At moments during my interrogations, the officer—an intelligence operative—would pause after beating me, struggling to catch his breath, while I lay on the floor unable to move. He would lecture me about “cooperation,” urging me to confess to fabricated charges. Sometimes he spoke about his own life: his hopes that his children would attend good universities, earn respect in society, achieve financial independence, and one day perhaps run a business of their own.
These aspirations were indistinguishable from my own, or from my parents’ hopes for me—or from the hopes of ordinary people everywhere. How could someone with such familiar dreams have beaten me so mercilessly only minutes earlier?
The answer I eventually came to was that this man did not see me as a person at all. He saw me as an enemy—an enemy who, if our roles were reversed, would do the same to him.
In the worldview that he had absorbed, the “enemy”—the most frequently invoked word in the speeches of Iran’s supreme leader, Ayatollah Ali Khamenei—was not merely a geopolitical adversary. They could come from within, as long as this person seemed to be compromising Iran’s very survival. Anyone placed in that category ceased to be human. Any violence against them became not only permissible but justified.
The Iranian government—one of the most repressive regimes in the world—has long relied on accusations of collaboration with hostile foreign powers, usually the United States or Israel, to silence journalists, activists, and dissidents. The state has rarely substantiated these claims, but proof has never been the point. Labeling someone an enemy immediately makes them a target of the judiciary, security services, and state media. It legitimizes torture, long prison sentences, professional bans, and social erasure.
Crucially, this practice terrorizes broader society. By rashly vilifying seemingly ordinary neighbors and colleagues, and by constructing an impermeable binary between “us” and the “enemy,” the regime deters solidarity by instilling fear.
For decades, those who have staffed Iran’s apparatus of repression have lived in a permanent state of paranoia. Despite having ruled since 1979, the Islamic Republic has never relinquished the psychology of siege. The “enemy” remains the regime’s central organizing principle. Generations of Iranians have paid the ultimate price for this punishing worldview.
Since my imprisonment in 2004, many thousands more have been jailed on similar charges. Multiple waves of nationwide protests have erupted, each met with brutal force.

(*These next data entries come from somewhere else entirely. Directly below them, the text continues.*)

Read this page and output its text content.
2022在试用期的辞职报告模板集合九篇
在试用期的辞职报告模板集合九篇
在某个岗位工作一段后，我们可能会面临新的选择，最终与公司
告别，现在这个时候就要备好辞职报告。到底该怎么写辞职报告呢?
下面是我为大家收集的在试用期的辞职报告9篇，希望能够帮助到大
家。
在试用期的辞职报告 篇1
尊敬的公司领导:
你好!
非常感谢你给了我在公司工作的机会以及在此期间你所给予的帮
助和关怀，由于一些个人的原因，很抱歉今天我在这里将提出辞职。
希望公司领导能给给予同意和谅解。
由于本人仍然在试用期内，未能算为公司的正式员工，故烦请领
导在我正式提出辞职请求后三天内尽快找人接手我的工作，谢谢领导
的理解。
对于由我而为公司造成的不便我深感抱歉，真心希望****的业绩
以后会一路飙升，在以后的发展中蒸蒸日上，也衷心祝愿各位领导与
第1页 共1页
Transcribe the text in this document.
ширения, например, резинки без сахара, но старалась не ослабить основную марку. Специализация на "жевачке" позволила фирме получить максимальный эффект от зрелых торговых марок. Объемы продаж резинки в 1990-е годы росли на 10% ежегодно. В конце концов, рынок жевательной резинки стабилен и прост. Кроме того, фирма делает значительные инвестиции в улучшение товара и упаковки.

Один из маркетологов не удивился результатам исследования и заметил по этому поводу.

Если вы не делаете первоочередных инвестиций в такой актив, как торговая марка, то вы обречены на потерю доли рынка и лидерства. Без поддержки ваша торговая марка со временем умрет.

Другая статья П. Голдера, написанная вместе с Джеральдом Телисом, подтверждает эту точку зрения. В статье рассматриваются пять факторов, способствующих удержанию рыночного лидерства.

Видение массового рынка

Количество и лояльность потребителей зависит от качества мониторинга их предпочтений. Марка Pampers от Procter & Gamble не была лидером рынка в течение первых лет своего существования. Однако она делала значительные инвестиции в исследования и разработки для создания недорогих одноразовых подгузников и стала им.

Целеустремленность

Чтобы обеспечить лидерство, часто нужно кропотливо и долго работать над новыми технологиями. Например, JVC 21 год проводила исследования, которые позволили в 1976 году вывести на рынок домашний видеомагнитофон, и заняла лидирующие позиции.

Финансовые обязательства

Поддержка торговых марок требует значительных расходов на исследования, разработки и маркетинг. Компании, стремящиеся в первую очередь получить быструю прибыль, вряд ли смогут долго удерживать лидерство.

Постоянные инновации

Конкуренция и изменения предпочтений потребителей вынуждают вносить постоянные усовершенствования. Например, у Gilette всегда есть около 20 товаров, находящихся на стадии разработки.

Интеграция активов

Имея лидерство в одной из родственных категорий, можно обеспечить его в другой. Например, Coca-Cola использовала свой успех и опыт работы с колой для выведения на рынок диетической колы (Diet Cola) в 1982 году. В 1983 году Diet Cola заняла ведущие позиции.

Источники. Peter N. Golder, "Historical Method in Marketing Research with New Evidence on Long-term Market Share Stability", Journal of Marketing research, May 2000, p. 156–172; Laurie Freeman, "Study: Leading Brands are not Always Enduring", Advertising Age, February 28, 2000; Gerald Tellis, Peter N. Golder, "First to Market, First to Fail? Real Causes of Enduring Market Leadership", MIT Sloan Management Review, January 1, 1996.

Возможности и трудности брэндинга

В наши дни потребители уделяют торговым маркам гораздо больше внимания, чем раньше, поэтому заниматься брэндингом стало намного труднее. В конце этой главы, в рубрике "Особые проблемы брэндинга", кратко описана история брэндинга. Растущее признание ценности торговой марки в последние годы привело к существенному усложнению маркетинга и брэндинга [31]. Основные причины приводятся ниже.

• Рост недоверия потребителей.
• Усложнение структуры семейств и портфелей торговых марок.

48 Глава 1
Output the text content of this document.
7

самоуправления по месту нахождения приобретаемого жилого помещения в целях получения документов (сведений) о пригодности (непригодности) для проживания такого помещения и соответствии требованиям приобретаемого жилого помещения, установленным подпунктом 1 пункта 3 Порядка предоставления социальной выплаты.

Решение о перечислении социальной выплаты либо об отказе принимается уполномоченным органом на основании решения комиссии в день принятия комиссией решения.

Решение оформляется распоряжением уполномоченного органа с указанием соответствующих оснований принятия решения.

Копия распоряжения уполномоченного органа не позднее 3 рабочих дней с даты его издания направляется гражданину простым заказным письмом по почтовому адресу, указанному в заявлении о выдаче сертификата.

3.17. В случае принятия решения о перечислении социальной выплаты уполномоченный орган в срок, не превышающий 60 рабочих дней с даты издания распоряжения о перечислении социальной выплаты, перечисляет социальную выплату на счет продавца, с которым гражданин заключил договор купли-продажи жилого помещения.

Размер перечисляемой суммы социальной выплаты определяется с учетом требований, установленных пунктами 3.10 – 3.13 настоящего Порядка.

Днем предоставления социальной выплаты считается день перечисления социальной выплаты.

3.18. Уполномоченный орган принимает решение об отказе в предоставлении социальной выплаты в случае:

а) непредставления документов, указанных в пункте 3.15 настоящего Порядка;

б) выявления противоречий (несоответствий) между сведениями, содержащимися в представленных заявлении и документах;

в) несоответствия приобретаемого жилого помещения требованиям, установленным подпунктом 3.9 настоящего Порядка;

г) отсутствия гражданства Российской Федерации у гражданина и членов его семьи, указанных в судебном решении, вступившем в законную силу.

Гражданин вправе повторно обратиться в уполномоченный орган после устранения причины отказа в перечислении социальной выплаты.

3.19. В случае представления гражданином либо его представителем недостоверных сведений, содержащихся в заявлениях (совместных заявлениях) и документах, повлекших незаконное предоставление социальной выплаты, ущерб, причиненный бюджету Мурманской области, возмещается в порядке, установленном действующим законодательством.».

In nearly every instance, the government has blamed foreign conspiracies instead of acknowledging legitimate grievances over the country’s economic collapse, political repression, corruption, social suppression, and international isolation. The presence of an external enemy unifies the security forces, hardens their resolve, prevents defections, and makes internal fractures less likely.
This is one reason successive American presidents, Republican and Democrat, largely avoided explicit threats of military intervention in moments of domestic unrest in Iran. Even a limited familiarity with the regime’s psychology made it clear that such threats would endanger protesters more than protect them.
That changed in late December, when nationwide protests again swept Iran and quickly drew global attention. Within days, President Trump had posted on Truth Social that the U.S. was “locked and loaded” and ready to support Iranian protesters if the state began killing them.
Reza Pahlavi, the son of Iran’s last shah, then called for people to return to the streets on January 8 and 9. Based on videos from those days and conversations I had with Iranians who participated in protests, turnout seemed much higher than in previous demonstrations. When I asked these Iranians how much Trump’s statements influenced their decision to demonstrate, one answered simply: “A lot.”
Many Iranians believed that Trump’s threats might deter the security forces or cause the regime to hesitate. But what followed was not restraint. It was escalation.
After shutting down internet and mobile international communications on January 8, thrusting the country into digital darkness, the government carried out a massacre unprecedented even in the regime’s own violent history. Witnesses have described tear gas, pellet guns fired at close range, blood on the streets, bodies on the ground. Although the government has acknowledged at least 5,000 deaths, some unofficial estimates have put the count as high as 20,000. Tens of thousands more are believed to have been injured or detained.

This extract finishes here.